There’s no way Antichrist isn’t a major career embarassment for costars
Willem Dafoe and Charlotte Gainsbourg, and a possible career stopper for Von Trier.
It’s an out-and-out disaster — one of the most absurdly on-the-nose, heavy-handed and unintentionally comedic calamities I’ve ever seen in my life. On top of which it’s dedicated to the late Russian director Andrei Tarkovsky, whose rotted and decomposed body is now quite possibly clawing its way out of the grave to stalk the earth, find an axe and slay Von Trier in his bed.
Here’s a portion of Von Trier’s “director’s confession” from the press book:
“Two years ago I suffered from depression.

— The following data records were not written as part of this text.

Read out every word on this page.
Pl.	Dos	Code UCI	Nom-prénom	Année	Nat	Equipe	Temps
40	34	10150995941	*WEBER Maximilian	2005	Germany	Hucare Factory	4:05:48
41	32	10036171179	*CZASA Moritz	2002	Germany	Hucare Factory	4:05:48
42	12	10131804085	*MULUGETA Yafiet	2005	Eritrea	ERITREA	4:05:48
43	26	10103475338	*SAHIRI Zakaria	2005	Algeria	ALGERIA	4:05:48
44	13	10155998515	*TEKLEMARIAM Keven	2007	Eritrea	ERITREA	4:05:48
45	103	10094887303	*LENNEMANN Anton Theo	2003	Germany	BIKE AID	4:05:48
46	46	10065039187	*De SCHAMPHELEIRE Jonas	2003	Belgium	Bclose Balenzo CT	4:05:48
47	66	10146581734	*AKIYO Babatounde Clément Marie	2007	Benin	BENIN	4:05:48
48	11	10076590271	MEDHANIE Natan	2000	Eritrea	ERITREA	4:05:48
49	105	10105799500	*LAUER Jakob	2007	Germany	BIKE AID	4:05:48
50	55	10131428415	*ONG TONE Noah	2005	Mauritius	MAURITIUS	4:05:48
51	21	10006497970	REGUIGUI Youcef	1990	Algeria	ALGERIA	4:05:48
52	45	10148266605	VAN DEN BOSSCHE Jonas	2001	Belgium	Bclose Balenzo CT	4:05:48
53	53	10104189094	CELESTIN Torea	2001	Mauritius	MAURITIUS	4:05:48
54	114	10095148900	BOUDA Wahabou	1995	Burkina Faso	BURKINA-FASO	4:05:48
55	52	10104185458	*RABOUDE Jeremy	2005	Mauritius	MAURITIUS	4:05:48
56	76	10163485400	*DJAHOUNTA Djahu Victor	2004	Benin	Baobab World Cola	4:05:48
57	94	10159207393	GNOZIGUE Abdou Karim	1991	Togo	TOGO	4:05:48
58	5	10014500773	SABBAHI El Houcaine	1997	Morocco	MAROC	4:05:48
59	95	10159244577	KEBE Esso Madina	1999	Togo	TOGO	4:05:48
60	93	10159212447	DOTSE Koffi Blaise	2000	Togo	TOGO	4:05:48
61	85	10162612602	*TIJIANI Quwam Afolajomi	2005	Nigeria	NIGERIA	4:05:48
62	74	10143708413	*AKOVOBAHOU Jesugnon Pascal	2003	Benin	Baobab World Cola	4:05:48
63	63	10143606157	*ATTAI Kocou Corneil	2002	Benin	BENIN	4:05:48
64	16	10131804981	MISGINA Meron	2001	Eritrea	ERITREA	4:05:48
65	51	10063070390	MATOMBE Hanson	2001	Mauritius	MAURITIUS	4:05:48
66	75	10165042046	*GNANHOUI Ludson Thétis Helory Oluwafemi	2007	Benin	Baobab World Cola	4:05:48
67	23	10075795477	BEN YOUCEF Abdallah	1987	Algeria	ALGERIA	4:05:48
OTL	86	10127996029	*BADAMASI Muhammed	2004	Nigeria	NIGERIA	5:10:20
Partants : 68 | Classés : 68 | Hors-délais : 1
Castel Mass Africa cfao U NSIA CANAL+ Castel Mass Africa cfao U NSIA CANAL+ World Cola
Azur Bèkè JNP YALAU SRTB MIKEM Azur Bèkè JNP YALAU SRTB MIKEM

Everything, no matter what, seems unimportant, trivial. I couldn’t work. Six months later, jsut as an exercise, I wrote a script. It was a kind of therapy, but also a search, a test to see if would ever make another film.
“The script was finished and filmed without much enthusiasm, made as it was using about half of my physical and intellectual capacity. Scenes were added for no reason. Images were composed free of logic or dramatic thinking. They often came from dreams I was having at the time, or dreams I’d had earlier in my life.
“In any case I offer no excuses for Antichrist. Other than my absolute belief in the film — the most important film of my entire career!”
A man whom I’ve admired and respected for many years has lost his mind for the time being, or at last lost it while he was writing and shooting the film. I just can’t fathom how the director of Breaking The Waves and Dancer in the Dark and Dogville could have made something so amateurishly awful. The decent and compassionate thing would be to forget Antichrist and to forgive Von Trier. To put it aside and move on on all fronts.
I know that if I had been in Dafoe or Gainsbourg’s shoes I would have come to my senses and walked off the film. I would have said “go ahead, sue me — I welcome a lawsuit!” and walked home proudly and at peace.